Monthly Archives: January 2017

Am I getting overcharged on using Cloud ?

When you are putting data onto cloud, what all would you think ?

1. How long is it going to take ?
2. How safe it is ?
3. How much would be cost savings ?
4. Will I be able to get this data back ?

Safety aspect of the data is covered under my another blog, and here I am sharing my thoughts on validating the cost savings.

These are few ways cloud providers charge on the backup or restore(data retrieval) operation:
1. Amount of storage being used for the backup
2. Amount of transactions i.e No. of get and put operations
3. No charge for backup but only charge for data retrieval

Eg., Pricing Links for Amazon:  https://aws.amazon.com/s3/pricing/
For IBM SoftLayer – http://www.softlayer.com/info/pricing

IBM Spectrum Virtualize 7.8, which supports Cloud Backup on Amazon S3, IBM SoftLayer and Open Stack Swift with recently introduced Transparent Cloud Tiering (TCT),  provides following data points for you to validate or estimate your data consumption:

  • Amount of data uploaded
  • No. of successful PUT and GET operations
  • Total amount of bytes and blocks downloaded and transferred to cloud
  • Total no. of blocks uploaded

 

All these parameters are inside the usual Vdisk (Nv*) and Node (Nn*) stats of the configuration node files of your cluster and can be retrieved from them for reference.
There are many other parameters like failed operations counter, backup and download latencies, retries counters etc. which also gets recorded in these files.

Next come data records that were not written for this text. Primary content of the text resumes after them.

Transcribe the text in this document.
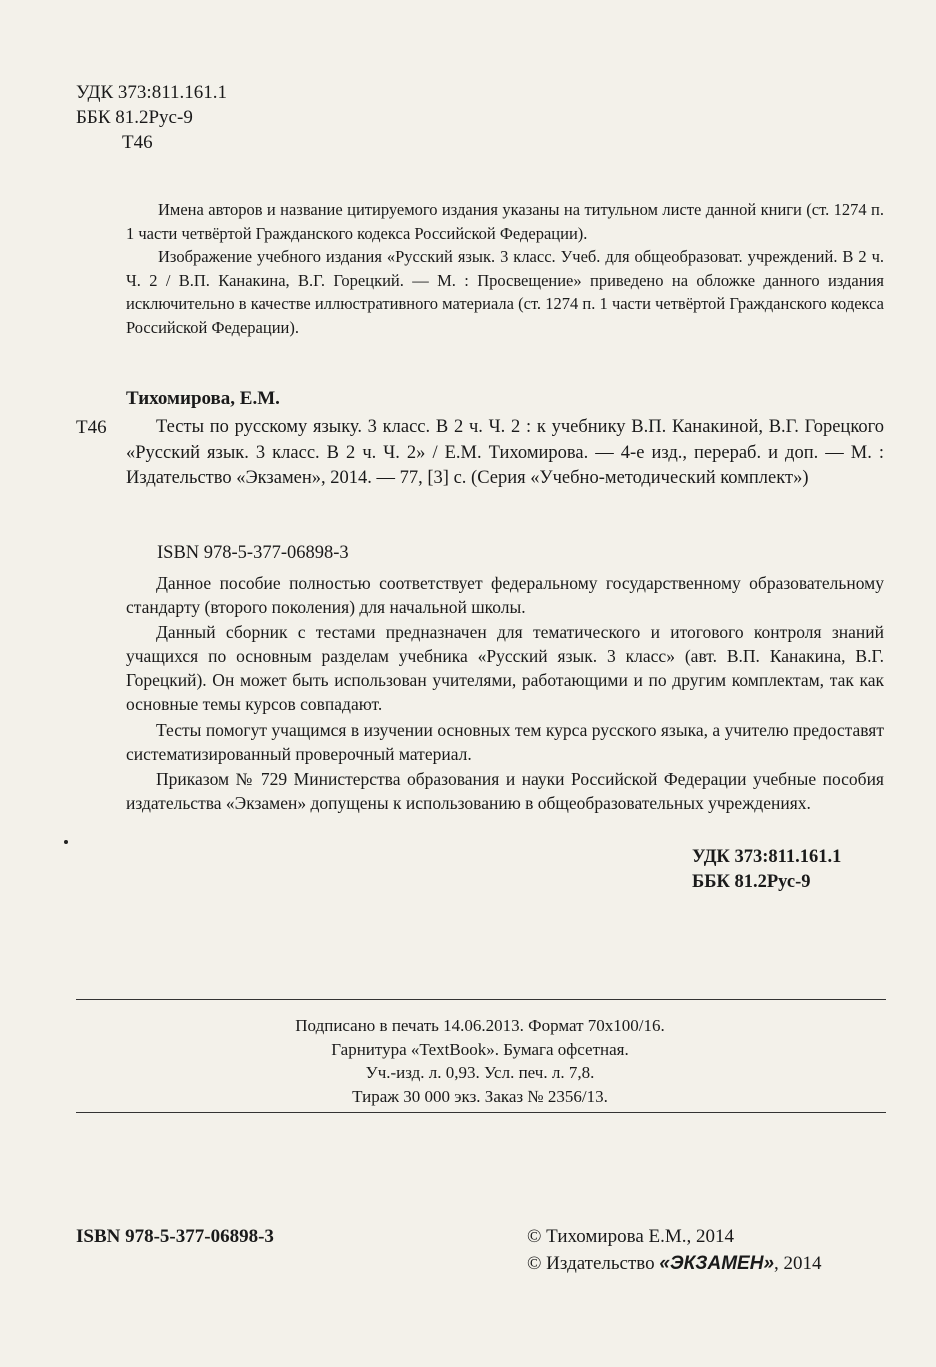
УДК 373:811.161.1
ББК 81.2Рус-9
Т46
Имена авторов и название цитируемого издания указаны на титульном листе данной книги (ст. 1274 п. 1 части четвёртой Гражданского кодекса Российской Федерации).
Изображение учебного издания «Русский язык. 3 класс. Учеб. для общеобразоват. учреждений. В 2 ч. Ч. 2 / В.П. Канакина, В.Г. Горецкий. — М. : Просвещение» приведено на обложке данного издания исключительно в качестве иллюстративного материала (ст. 1274 п. 1 части четвёртой Гражданского кодекса Российской Федерации).
Тихомирова, Е.М.
Т46	Тесты по русскому языку. 3 класс. В 2 ч. Ч. 2 : к учебнику В.П. Канакиной, В.Г. Горецкого «Русский язык. 3 класс. В 2 ч. Ч. 2» / Е.М. Тихомирова. — 4-е изд., перераб. и доп. — М. : Издательство «Экзамен», 2014. — 77, [3] с. (Серия «Учебно-методический комплект»)
ISBN 978-5-377-06898-3
Данное пособие полностью соответствует федеральному государственному образовательному стандарту (второго поколения) для начальной школы.
Данный сборник с тестами предназначен для тематического и итогового контроля знаний учащихся по основным разделам учебника «Русский язык. 3 класс» (авт. В.П. Канакина, В.Г. Горецкий). Он может быть использован учителями, работающими и по другим комплектам, так как основные темы курсов совпадают.
Тесты помогут учащимся в изучении основных тем курса русского языка, а учителю предоставят систематизированный проверочный материал.
Приказом № 729 Министерства образования и науки Российской Федерации учебные пособия издательства «Экзамен» допущены к использованию в общеобразовательных учреждениях.
УДК 373:811.161.1
ББК 81.2Рус-9
Подписано в печать 14.06.2013. Формат 70х100/16.
Гарнитура «TextBook». Бумага офсетная.
Уч.-изд. л. 0,93. Усл. печ. л. 7,8.
Тираж 30 000 экз. Заказ № 2356/13.
ISBN 978-5-377-06898-3	© Тихомирова Е.М., 2014
© Издательство «ЭКЗАМЕН», 2014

There are few other newly introduced CLI’s which show cloud usage:

  • svcinfo lscloudaccountusage – This shows total cloudaccount usage by the cluster
  • svcinfo lsvolumebackup – This shows how much backup is done for every single volume in cloud
  • svcinfo lsvolumebackupprogress – This shows backup time and current progress of the backup for all the volumes
  • svcinfo lsvolumerestoreprogress – This shows restore operation progress for all the volumes

I am not covering the new CLI list exhaustively but there are many more mentioned in Knowledge center.
With careful analysis and by using a small script, monthly usage calculation can be done and bill can be estimated for the particular service provider.

PS: These are my personal thoughts and they may or may not match with my employer.

Is my data secure in Cloud with Spectrum Virtualize ?

With Spectrum Virtualize 7.8 release, feature to put snapshots in cloud is supported. Details on how to start setup are here .
These snapshots are stored in the form of objects. Objects contain both metadata and data and for a large size volume (We support upto 256 TB volume size), there could be millions of blobs in cloud.

What if I don’t have Encryption on SVC ?

These objects are created by Spectrum Virtualise code and are uploaded to cloud using internal gateway. These objects are not in human readable format and in case a cloud account is compromised (It is not a trivial thing though), this snapshot data isn’t directly usable by a rogue user. Any restoration of data requires a Spectrum Virtualise code to run on the system with few other mandatory parameters.
This implies that if a customer is opting for an On-premise cloud using Open Stack Swift and doesn’t want encryption, in that case also, data is very secured in cloud, though IBM highly recommends encryption to be ON.

Advantage with Encryption ON:

When encryption is enabled on SVC or Storwize cluster, data is encrypted first and then put in cloud (public or private) with encryption keys at various levels i.e Cluster, Cloud account layer, volume layer, snapshots generations level etc.

Without access of correct keys, data can never be restored by unauthorised user.

What if all my keys are compromised ?

Spectrum Virtualize provides a re-keying mechanism which can swiftly change all keys of the system including the ones relevant to the cloud accounts. It is a 2 step process and has fault tolerance of SVC as well.

USB vs SKLM Encryption ?

With USB mode encryption, upto 3 USB’s can be enabled with master keys which are critical for accessing data onto cloud.
In case of a site failures, physical access to these keys is required for regeneration of data.

In case of SKLM based keys, keys are stored onto IBM SKLM servers. SKLM stands for Secure Key Life Manager and it acts a secured central repository for all your datacenter keys be it from servers or storages. In case of regeneration of cloud data onto a site, network access to SKLM server is required.

PS: All these thoughts are mine and not necessarily reflect that of my employer.